Un drame ignoré derrière les murs
La ville de Goma, chef-lieu de la province du Nord-Kivu, est aujourd’hui confrontée à une détresse humanitaire moins visible mais tout aussi alarmante. Loin des projecteurs braqués sur les combats et les discours diplomatiques, les orphelinats de la ville vivent une situation de plus en plus critique. Manque de nourriture, pénurie de soins, absence de soutien : les signes d’une crise profonde s’accumulent.

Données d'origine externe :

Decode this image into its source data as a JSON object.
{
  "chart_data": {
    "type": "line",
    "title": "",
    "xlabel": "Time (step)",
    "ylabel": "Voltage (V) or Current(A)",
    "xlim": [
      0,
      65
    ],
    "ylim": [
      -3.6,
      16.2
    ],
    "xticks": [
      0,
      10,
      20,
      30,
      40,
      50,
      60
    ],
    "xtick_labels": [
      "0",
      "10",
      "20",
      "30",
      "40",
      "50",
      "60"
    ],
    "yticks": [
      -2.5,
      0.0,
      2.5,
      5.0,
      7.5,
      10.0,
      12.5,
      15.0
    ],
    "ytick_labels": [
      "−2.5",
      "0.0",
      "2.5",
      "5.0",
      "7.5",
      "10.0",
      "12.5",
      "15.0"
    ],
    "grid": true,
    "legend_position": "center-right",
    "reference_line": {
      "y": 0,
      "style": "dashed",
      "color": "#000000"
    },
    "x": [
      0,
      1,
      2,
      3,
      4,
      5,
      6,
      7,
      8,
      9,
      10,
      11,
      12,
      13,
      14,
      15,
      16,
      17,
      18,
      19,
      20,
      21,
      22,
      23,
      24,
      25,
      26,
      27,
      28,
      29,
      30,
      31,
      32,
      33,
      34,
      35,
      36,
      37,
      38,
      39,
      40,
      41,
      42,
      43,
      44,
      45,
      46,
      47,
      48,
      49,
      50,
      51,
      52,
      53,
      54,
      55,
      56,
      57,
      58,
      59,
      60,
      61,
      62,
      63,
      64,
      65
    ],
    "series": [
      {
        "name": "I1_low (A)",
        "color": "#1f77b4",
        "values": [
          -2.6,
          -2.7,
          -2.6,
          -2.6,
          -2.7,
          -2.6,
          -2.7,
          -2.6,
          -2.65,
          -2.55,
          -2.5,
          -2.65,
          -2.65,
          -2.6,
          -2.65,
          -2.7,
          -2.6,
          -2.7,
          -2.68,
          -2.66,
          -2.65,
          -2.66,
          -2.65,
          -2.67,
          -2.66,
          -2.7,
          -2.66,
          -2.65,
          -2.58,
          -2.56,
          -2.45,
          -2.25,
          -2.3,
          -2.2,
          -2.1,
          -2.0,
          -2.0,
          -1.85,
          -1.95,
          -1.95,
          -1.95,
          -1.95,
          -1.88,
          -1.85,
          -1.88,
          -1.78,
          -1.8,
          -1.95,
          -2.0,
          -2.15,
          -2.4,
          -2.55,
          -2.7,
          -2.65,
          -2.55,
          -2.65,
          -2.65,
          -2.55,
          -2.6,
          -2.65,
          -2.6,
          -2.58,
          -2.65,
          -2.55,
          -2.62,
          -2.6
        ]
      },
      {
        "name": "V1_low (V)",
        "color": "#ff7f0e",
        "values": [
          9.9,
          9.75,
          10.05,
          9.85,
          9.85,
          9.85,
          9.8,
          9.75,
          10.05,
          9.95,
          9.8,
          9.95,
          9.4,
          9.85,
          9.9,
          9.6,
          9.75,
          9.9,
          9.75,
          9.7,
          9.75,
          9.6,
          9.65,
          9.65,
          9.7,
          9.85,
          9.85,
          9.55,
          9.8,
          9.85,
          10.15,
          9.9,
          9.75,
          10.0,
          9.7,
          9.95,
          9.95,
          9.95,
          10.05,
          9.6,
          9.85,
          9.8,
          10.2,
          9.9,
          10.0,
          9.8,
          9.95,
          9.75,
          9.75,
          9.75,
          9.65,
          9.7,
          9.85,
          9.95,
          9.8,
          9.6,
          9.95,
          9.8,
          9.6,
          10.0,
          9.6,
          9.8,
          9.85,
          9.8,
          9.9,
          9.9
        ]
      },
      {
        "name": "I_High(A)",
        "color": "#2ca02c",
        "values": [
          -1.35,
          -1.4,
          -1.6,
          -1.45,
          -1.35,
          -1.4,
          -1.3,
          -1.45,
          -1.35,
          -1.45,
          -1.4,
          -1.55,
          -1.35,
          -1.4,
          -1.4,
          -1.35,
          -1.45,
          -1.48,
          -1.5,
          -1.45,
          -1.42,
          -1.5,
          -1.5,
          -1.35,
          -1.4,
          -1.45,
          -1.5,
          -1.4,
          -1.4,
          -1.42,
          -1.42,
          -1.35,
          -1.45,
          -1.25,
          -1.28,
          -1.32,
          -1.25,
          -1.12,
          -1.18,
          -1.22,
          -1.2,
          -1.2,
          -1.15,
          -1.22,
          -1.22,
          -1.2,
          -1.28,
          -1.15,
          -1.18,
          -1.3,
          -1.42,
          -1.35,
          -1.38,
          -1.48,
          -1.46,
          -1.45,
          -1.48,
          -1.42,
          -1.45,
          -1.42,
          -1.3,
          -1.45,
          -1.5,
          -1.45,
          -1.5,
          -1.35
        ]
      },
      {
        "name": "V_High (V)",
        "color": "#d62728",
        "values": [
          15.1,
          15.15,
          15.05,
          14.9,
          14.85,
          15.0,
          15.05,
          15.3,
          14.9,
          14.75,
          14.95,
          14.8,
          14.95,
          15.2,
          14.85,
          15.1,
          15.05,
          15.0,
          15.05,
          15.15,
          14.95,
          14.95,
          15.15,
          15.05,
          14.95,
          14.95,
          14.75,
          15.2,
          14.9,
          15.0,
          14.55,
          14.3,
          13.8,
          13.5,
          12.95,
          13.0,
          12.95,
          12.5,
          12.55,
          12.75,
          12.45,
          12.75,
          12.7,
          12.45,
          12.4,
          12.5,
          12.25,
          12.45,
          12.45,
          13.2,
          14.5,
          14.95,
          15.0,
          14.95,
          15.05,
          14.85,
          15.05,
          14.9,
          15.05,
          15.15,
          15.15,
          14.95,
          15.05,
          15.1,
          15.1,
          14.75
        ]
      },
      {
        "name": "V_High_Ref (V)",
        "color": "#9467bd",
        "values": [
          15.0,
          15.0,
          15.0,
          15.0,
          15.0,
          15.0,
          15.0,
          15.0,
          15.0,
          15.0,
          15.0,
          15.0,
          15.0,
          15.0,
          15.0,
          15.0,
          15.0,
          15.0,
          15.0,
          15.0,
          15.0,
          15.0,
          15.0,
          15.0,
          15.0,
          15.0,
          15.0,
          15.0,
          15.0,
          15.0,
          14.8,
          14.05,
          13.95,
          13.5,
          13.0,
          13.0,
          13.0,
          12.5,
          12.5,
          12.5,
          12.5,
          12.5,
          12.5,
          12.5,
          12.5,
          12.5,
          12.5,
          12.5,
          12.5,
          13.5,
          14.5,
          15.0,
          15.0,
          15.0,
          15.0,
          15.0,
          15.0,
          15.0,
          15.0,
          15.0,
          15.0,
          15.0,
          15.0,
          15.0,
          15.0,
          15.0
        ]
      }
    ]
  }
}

À l’orphelinat Amour Foyer de l’Espérance, fondé en 2013, 109 enfants tentent de survivre dans des conditions de plus en plus précaires. « Depuis le début de l’année, la vie est devenue presque impossible. Ceux qui nous aidaient ont disparu », confie Judith K., responsable de la logistique. Dans les dortoirs exigus, les visages marqués des enfants révèlent une réalité douloureuse : la faim chronique, l’anxiété constante, et un sentiment d’abandon.
Une situation généralisée
Le cas de cet orphelinat n’est malheureusement pas isolé. De nombreux établissements similaires à Goma connaissent la même détresse. « C’est toute la ville qui est touchée. Plusieurs orphelinats se retrouvent sans aucun appui. Même nourrir les enfants une fois par jour est devenu un défi », témoigne un travailleur social local.
Dans une ville en proie à l’instabilité sécuritaire, avec certaines zones sous contrôle de l’alliance AFC/M23, les ONG ont du mal à satisfaire les besoins des bénéficiaires. Les chaînes d’approvisionnement humanitaire sont perturbées, les financements se raréfient, et les infrastructures sociales s’effondrent.
Des conséquences dramatiques
Les répercussions sont immédiates et profondes : malnutrition sévère, propagation de maladies non prises en charge, interruption de la scolarité et perte progressive de repères psychologiques chez les enfants. Plusieurs orphelinats, faute de moyens, sont contraints de renvoyer les enfants dans des familles d’accueil précaires, quand ils ne sont tout simplement pas livrés à eux-mêmes dans les rues.
Un cri d’alerte étouffé
Selon les témoignages recueillis sur le terrain, la majorité des orphelinats de Goma fonctionnent sans aucun appui institutionnel. Seuls quelques bénévoles locaux essaient, tant bien que mal, de combler les vides laissés par le désengagement humanitaire. Mais leurs efforts restent insuffisants face à l’ampleur des besoins.
Dans un contexte d’instabilité persistante, il devient urgent de redonner une visibilité à cette crise silencieuse. Car derrière chaque enfant oublié, c’est toute une génération qui risque d’être perdue.